Ross, an electrical contractor and Cornell University graduate, served in Viet Nam with the 4th Infantry Division like Larry. He is a quiet man, devoted to his wife and four young children. He did not stay to meet his former enemy, a decision made instantly upon the arrival of the film crew making the documentary about Tra. Of all the former soldiers and marines present, Ross protects his privacy and in turn his family's privacy, the most. He's been a banker, consulting engineer, run a painting contracting business in Saudi Arabia and sold gasoline at the pump in the small town in upstate New York where he grew up. In Viet Nam, he was one of only a few survivors in his platoon, after a Viet Cong ambush. Later, when the invading film crew and their Vietnamese director become intolerably intrusive, Tra banishes them to their own dinner with a few sharp words and the wave of his hand. Too late, though, for Ross who has already fled.

Towards the end of the evening, Alan, a former Platoon Sergeant with the 9th Infantry Division presents Tra with a fine fountain pen as an offering of peace and symbol of the General's new stature as a scholar and writer. Tra beams.

"You were all excellent soldiers and brave fighters, but you were not fighting just another army. You were fighting the people! But now we must forgive each other. We must be friends."

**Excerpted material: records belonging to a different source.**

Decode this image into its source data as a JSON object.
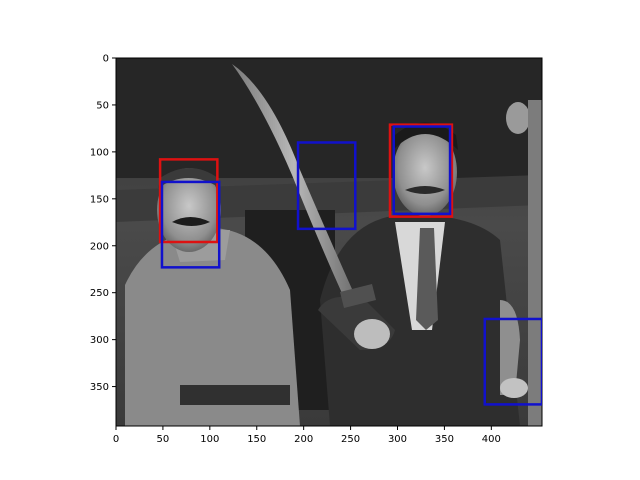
{
  "chart_data": {
    "type": "image_with_bounding_boxes",
    "title": "",
    "xlabel": "",
    "ylabel": "",
    "xlim": [
      0,
      454
    ],
    "ylim": [
      392,
      0
    ],
    "x_ticks": [
      0,
      50,
      100,
      150,
      200,
      250,
      300,
      350,
      400
    ],
    "y_ticks": [
      0,
      50,
      100,
      150,
      200,
      250,
      300,
      350
    ],
    "grid": false,
    "legend": "none",
    "image": {
      "description": "black-and-white photograph of two men; man on right raises a large curved sword",
      "tone": "grayscale"
    },
    "series": [
      {
        "color": "#dd1111",
        "boxes": [
          {
            "x0": 47,
            "y0": 108,
            "x1": 108,
            "y1": 196
          },
          {
            "x0": 292,
            "y0": 71,
            "x1": 358,
            "y1": 169
          }
        ]
      },
      {
        "color": "#1111cc",
        "boxes": [
          {
            "x0": 49,
            "y0": 132,
            "x1": 110,
            "y1": 223
          },
          {
            "x0": 194,
            "y0": 90,
            "x1": 255,
            "y1": 182
          },
          {
            "x0": 296,
            "y0": 73,
            "x1": 356,
            "y1": 166
          },
          {
            "x0": 393,
            "y0": 278,
            "x1": 454,
            "y1": 369
          }
        ]
      }
    ]
  }
}
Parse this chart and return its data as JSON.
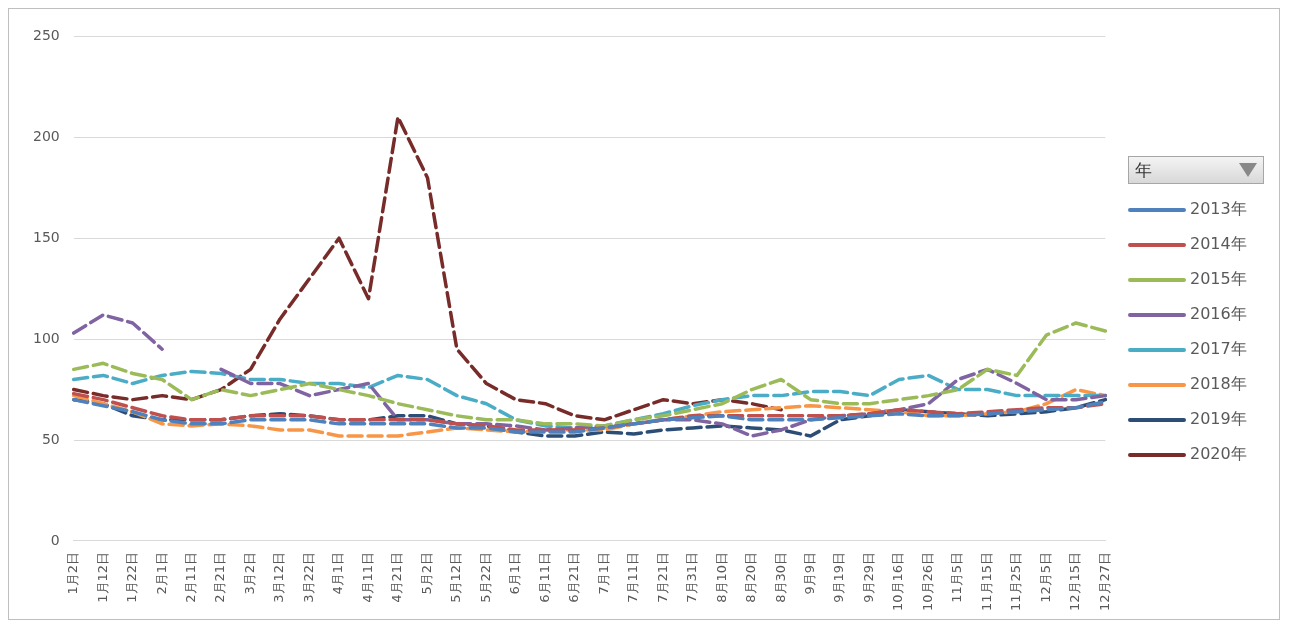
{
  "chart_data": {
    "type": "line",
    "legend_title": "年",
    "categories": [
      "1月2日",
      "1月12日",
      "1月22日",
      "2月1日",
      "2月11日",
      "2月21日",
      "3月2日",
      "3月12日",
      "3月22日",
      "4月1日",
      "4月11日",
      "4月21日",
      "5月2日",
      "5月12日",
      "5月22日",
      "6月1日",
      "6月11日",
      "6月21日",
      "7月1日",
      "7月11日",
      "7月21日",
      "7月31日",
      "8月10日",
      "8月20日",
      "8月30日",
      "9月9日",
      "9月19日",
      "9月29日",
      "10月16日",
      "10月26日",
      "11月5日",
      "11月15日",
      "11月25日",
      "12月5日",
      "12月15日",
      "12月27日"
    ],
    "series": [
      {
        "name": "2013年",
        "color": "#4f81bd",
        "values": [
          70,
          67,
          64,
          60,
          58,
          58,
          60,
          60,
          60,
          58,
          58,
          58,
          58,
          56,
          56,
          54,
          54,
          54,
          56,
          58,
          60,
          61,
          62,
          60,
          60,
          60,
          61,
          62,
          63,
          62,
          62,
          63,
          64,
          65,
          66,
          69
        ]
      },
      {
        "name": "2014年",
        "color": "#c0504d",
        "values": [
          73,
          70,
          66,
          62,
          60,
          60,
          62,
          62,
          62,
          60,
          60,
          60,
          60,
          58,
          57,
          55,
          55,
          55,
          56,
          58,
          60,
          62,
          62,
          62,
          62,
          62,
          62,
          63,
          65,
          64,
          63,
          64,
          65,
          66,
          66,
          68
        ]
      },
      {
        "name": "2015年",
        "color": "#9bbb59",
        "values": [
          85,
          88,
          83,
          80,
          70,
          75,
          72,
          75,
          78,
          75,
          72,
          68,
          65,
          62,
          60,
          60,
          58,
          58,
          57,
          60,
          62,
          65,
          68,
          75,
          80,
          70,
          68,
          68,
          70,
          72,
          75,
          85,
          82,
          102,
          108,
          104
        ]
      },
      {
        "name": "2016年",
        "color": "#8064a2",
        "values": [
          103,
          112,
          108,
          95,
          null,
          85,
          78,
          78,
          72,
          75,
          78,
          60,
          60,
          58,
          58,
          57,
          55,
          56,
          57,
          58,
          60,
          60,
          58,
          52,
          55,
          60,
          62,
          63,
          65,
          68,
          80,
          85,
          78,
          70,
          70,
          72
        ]
      },
      {
        "name": "2017年",
        "color": "#4bacc6",
        "values": [
          80,
          82,
          78,
          82,
          84,
          83,
          80,
          80,
          78,
          78,
          76,
          82,
          80,
          72,
          68,
          60,
          57,
          56,
          57,
          60,
          63,
          67,
          70,
          72,
          72,
          74,
          74,
          72,
          80,
          82,
          75,
          75,
          72,
          72,
          72,
          72
        ]
      },
      {
        "name": "2018年",
        "color": "#f79646",
        "values": [
          72,
          68,
          64,
          58,
          57,
          58,
          57,
          55,
          55,
          52,
          52,
          52,
          54,
          56,
          55,
          54,
          55,
          55,
          55,
          58,
          60,
          62,
          64,
          65,
          66,
          67,
          66,
          65,
          64,
          62,
          62,
          63,
          64,
          68,
          75,
          72
        ]
      },
      {
        "name": "2019年",
        "color": "#2c4d75",
        "values": [
          70,
          68,
          62,
          60,
          60,
          60,
          62,
          63,
          62,
          60,
          60,
          62,
          62,
          58,
          57,
          54,
          52,
          52,
          54,
          53,
          55,
          56,
          57,
          56,
          55,
          52,
          60,
          62,
          65,
          64,
          63,
          62,
          63,
          64,
          66,
          70
        ]
      },
      {
        "name": "2020年",
        "color": "#772c2a",
        "values": [
          75,
          72,
          70,
          72,
          70,
          75,
          85,
          110,
          130,
          150,
          120,
          210,
          180,
          95,
          78,
          70,
          68,
          62,
          60,
          65,
          70,
          68,
          70,
          68,
          65,
          null,
          null,
          null,
          null,
          null,
          null,
          null,
          null,
          null,
          null,
          null
        ]
      }
    ],
    "ylim": [
      0,
      250
    ],
    "yticks": [
      0,
      50,
      100,
      150,
      200,
      250
    ],
    "grid": "y",
    "legend": "right",
    "marker": "none",
    "line_style": "dashed"
  }
}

Alan has only recently acknowledged his service in Viet Nam. Now in real estate, he is a soft-spoken man who once lived on communes and baked bread for a living. He is a natural leader, as all really good Platoon Sergeants are, but for over twenty years has avoided anything to do with his past life as a soldier. I persuaded him to speak for the group and he reluctantly agreed. Alan has, on occasion, described himself as the last link in a chain of command that began with Robert McNamara in Washington and ended with him in the Mekong Delta. It was Alan who decided what trail to take or where to cross a river. He had to decide what squad would take the point and who would go out on night ambush. Alan, and not Robert McNamara, saw what the policy makers never see. Once he told me of a visiting general who descended from three thousand feet in his helicopter to inspect the scene after a particularly bloody firefight. The general became physically ill and quickly left in his VIP helicopter.

Glasses are raised. More words spoken. We look around at each other. Something astonishing has happened this evening, but we aren't quite sure what it is. There are handshakes and hugs. Tears and laughter. Sadness. Tran Van Tra knows well the inner pain that soldiers can feel. It is the pain that comes from that place in all our hearts that knows killing is wrong. It is always wrong even though governments may tell us that it is sometimes necessary. Tra, I'm sure, believes this as perhaps so do some of us, although for me twenty-one years later, it is difficult to find much to commend in what I did in that war. For Tra, I expect, it is different. His people won, but their suffering continues. He himself disappeared from sight--a victim of politics--in the years immediately after the fall of Saigon. It has only been recently that he has re-emerged as the aging war hero now given to more scholarly pursuits. We watch him leave that evening and slowly, as we have gathered, return to our separate lives.

After I met you general, I had the dream again. As always, my weapon is raised and my head pounding with fear. As always, I am trying to will myself to fire. As always, I do. I move up to check the bodies. They are Americans.